She presses grapes into a cup, because of the words of St.
Paul, "Be not drunk with wine, wherein is excess;" but always delicately,
"Into her cup she scruzd with daintie breach
Of her fine fingers, without fowle empeach,
That so faire winepresse made the wine more sweet."
The reader will, I trust, pardon these frequent extracts from Spenser,
for it is nearly as necessary to point out the profound divinity and
philosophy of our great English poet, as the beauty of the Ducal Palace.
SECTION LX. _Fourth side_. Humility; with a veil upon her head,
carrying a lamp in her lap.

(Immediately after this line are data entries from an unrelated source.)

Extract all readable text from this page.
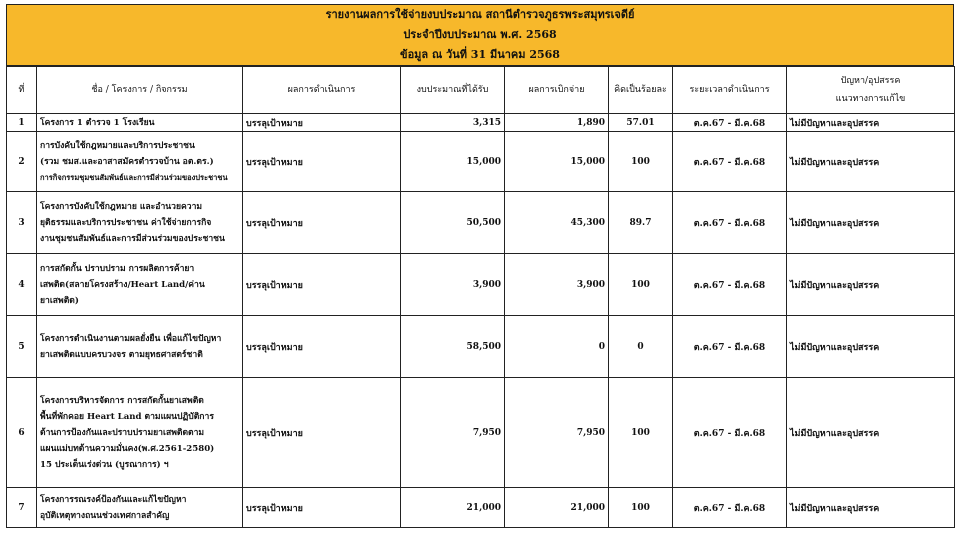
รายงานผลการใช้จ่ายงบประมาณ สถานีตำรวจภูธรพระสมุทรเจดีย์
ประจำปีงบประมาณ พ.ศ. 2568
ข้อมูล ณ วันที่ 31 มีนาคม 2568
ที่	ชื่อ / โครงการ / กิจกรรม	ผลการดำเนินการ	งบประมาณที่ได้รับ	ผลการเบิกจ่าย	คิดเป็นร้อยละ	ระยะเวลาดำเนินการ	ปัญหา/อุปสรรค
แนวทางการแก้ไข

1	โครงการ 1 ตำรวจ 1 โรงเรียน	บรรลุเป้าหมาย	3,315	1,890	57.01	ต.ค.67 - มี.ค.68	ไม่มีปัญหาและอุปสรรค
2	การบังคับใช้กฎหมายและบริการประชาชน
(รวม ชมส.และอาสาสมัครตำรวจบ้าน อต.ตร.)
การกิจกรรมชุมชนสัมพันธ์และการมีส่วนร่วมของประชาชน	บรรลุเป้าหมาย	15,000	15,000	100	ต.ค.67 - มี.ค.68	ไม่มีปัญหาและอุปสรรค
3	โครงการบังคับใช้กฎหมาย และอำนวยความ
ยุติธรรมและบริการประชาชน ค่าใช้จ่ายการกิจ
งานชุมชนสัมพันธ์และการมีส่วนร่วมของประชาชน	บรรลุเป้าหมาย	50,500	45,300	89.7	ต.ค.67 - มี.ค.68	ไม่มีปัญหาและอุปสรรค
4	การสกัดกั้น ปราบปราม การผลิตการค้ายา
เสพติด(สลายโครงสร้าง/Heart Land/ค่าน
ยาเสพติด)	บรรลุเป้าหมาย	3,900	3,900	100	ต.ค.67 - มี.ค.68	ไม่มีปัญหาและอุปสรรค
5	โครงการดำเนินงานตามผลยั่งยืน เพื่อแก้ไขปัญหา
ยาเสพติดแบบครบวงจร ตามยุทธศาสตร์ชาติ	บรรลุเป้าหมาย	58,500	0	0	ต.ค.67 - มี.ค.68	ไม่มีปัญหาและอุปสรรค
6	โครงการบริหารจัดการ การสกัดกั้นยาเสพติด
พื้นที่พักคอย Heart Land ตามแผนปฏิบัติการ
ด้านการป้องกันและปราบปรามยาเสพติดตาม
แผนแม่บทด้านความมั่นคง(พ.ศ.2561-2580)
15 ประเด็นเร่งด่วน (บูรณาการ) ฯ	บรรลุเป้าหมาย	7,950	7,950	100	ต.ค.67 - มี.ค.68	ไม่มีปัญหาและอุปสรรค
7	โครงการรณรงค์ป้องกันและแก้ไขปัญหา
อุบัติเหตุทางถนนช่วงเทศกาลสำคัญ	บรรลุเป้าหมาย	21,000	21,000	100	ต.ค.67 - มี.ค.68	ไม่มีปัญหาและอุปสรรค
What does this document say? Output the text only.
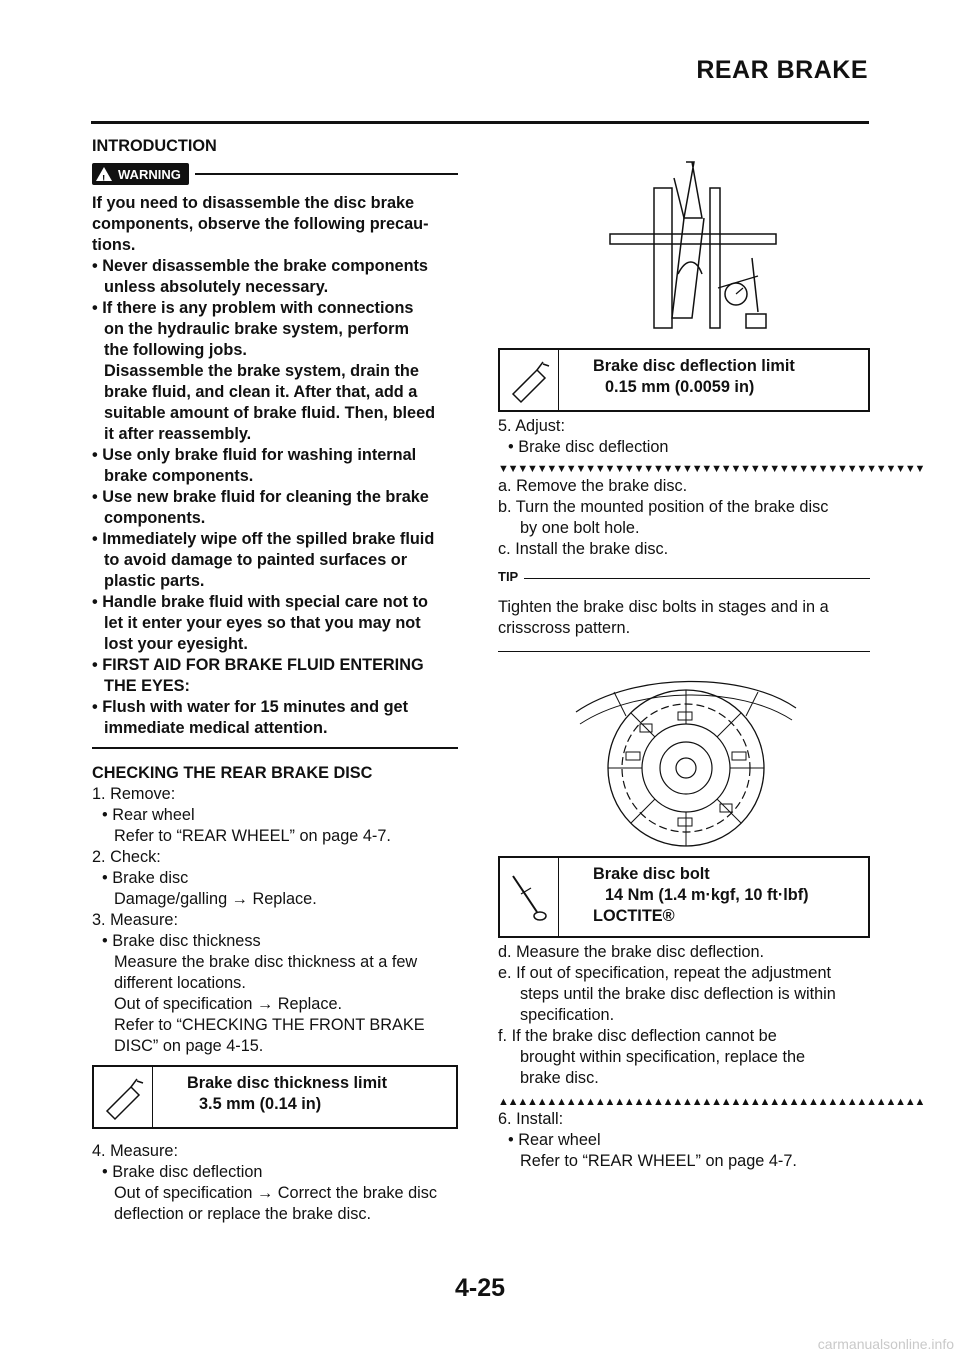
REAR BRAKE
INTRODUCTION
! WARNING
If you need to disassemble the disc brake
components, observe the following precau-
tions.
• Never disassemble the brake components
unless absolutely necessary.
• If there is any problem with connections
on the hydraulic brake system, perform
the following jobs.
Disassemble the brake system, drain the
brake fluid, and clean it. After that, add a
suitable amount of brake fluid. Then, bleed
it after reassembly.
• Use only brake fluid for washing internal
brake components.
• Use new brake fluid for cleaning the brake
components.
• Immediately wipe off the spilled brake fluid
to avoid damage to painted surfaces or
plastic parts.
• Handle brake fluid with special care not to
let it enter your eyes so that you may not
lost your eyesight.
• FIRST AID FOR BRAKE FLUID ENTERING
THE EYES:
• Flush with water for 15 minutes and get
immediate medical attention.
CHECKING THE REAR BRAKE DISC
1. Remove:
• Rear wheel
Refer to “REAR WHEEL” on page 4-7.
2. Check:
• Brake disc
Damage/galling → Replace.
3. Measure:
• Brake disc thickness
Measure the brake disc thickness at a few
different locations.
Out of specification → Replace.
Refer to “CHECKING THE FRONT BRAKE
DISC” on page 4-15.
Brake disc thickness limit
3.5 mm (0.14 in)
4. Measure:
• Brake disc deflection
Out of specification → Correct the brake disc
deflection or replace the brake disc.
Brake disc deflection limit
0.15 mm (0.0059 in)
5. Adjust:
• Brake disc deflection
▼▼▼▼▼▼▼▼▼▼▼▼▼▼▼▼▼▼▼▼▼▼▼▼▼▼▼▼▼▼▼▼▼▼▼▼▼▼▼▼▼▼▼▼
a. Remove the brake disc.
b. Turn the mounted position of the brake disc
by one bolt hole.
c. Install the brake disc.
TIP
Tighten the brake disc bolts in stages and in a
crisscross pattern.
Brake disc bolt
14 Nm (1.4 m·kgf, 10 ft·lbf)
LOCTITE®
d. Measure the brake disc deflection.
e. If out of specification, repeat the adjustment
steps until the brake disc deflection is within
specification.
f. If the brake disc deflection cannot be
brought within specification, replace the
brake disc.
▲▲▲▲▲▲▲▲▲▲▲▲▲▲▲▲▲▲▲▲▲▲▲▲▲▲▲▲▲▲▲▲▲▲▲▲▲▲▲▲▲▲▲▲
6. Install:
• Rear wheel
Refer to “REAR WHEEL” on page 4-7.
4-25
carmanualsonline.info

Inscribed in the copy, "HUMILITAS HABITAT IN
ME."
This virtue is of course a peculiarly Christian one, hardly recognized
in the Pagan systems, though carefully impressed upon the Greeks in
early life in a manner which at this day it would be well if we were to
imitate, and, together with an almost feminine modesty, giving an
exquisite grace to the conduct and bearing of the well-educated Greek
youth. It is, of course, one of the leading virtues in all the monkish
systems, but I have not any notes of the manner of its representation.
SECTION LXI. _Fifth side_. Charity. A woman with her lap full of
loaves (?), giving one to a child, who stretches his arm out for it
across a broad gap in the leafage of the capital.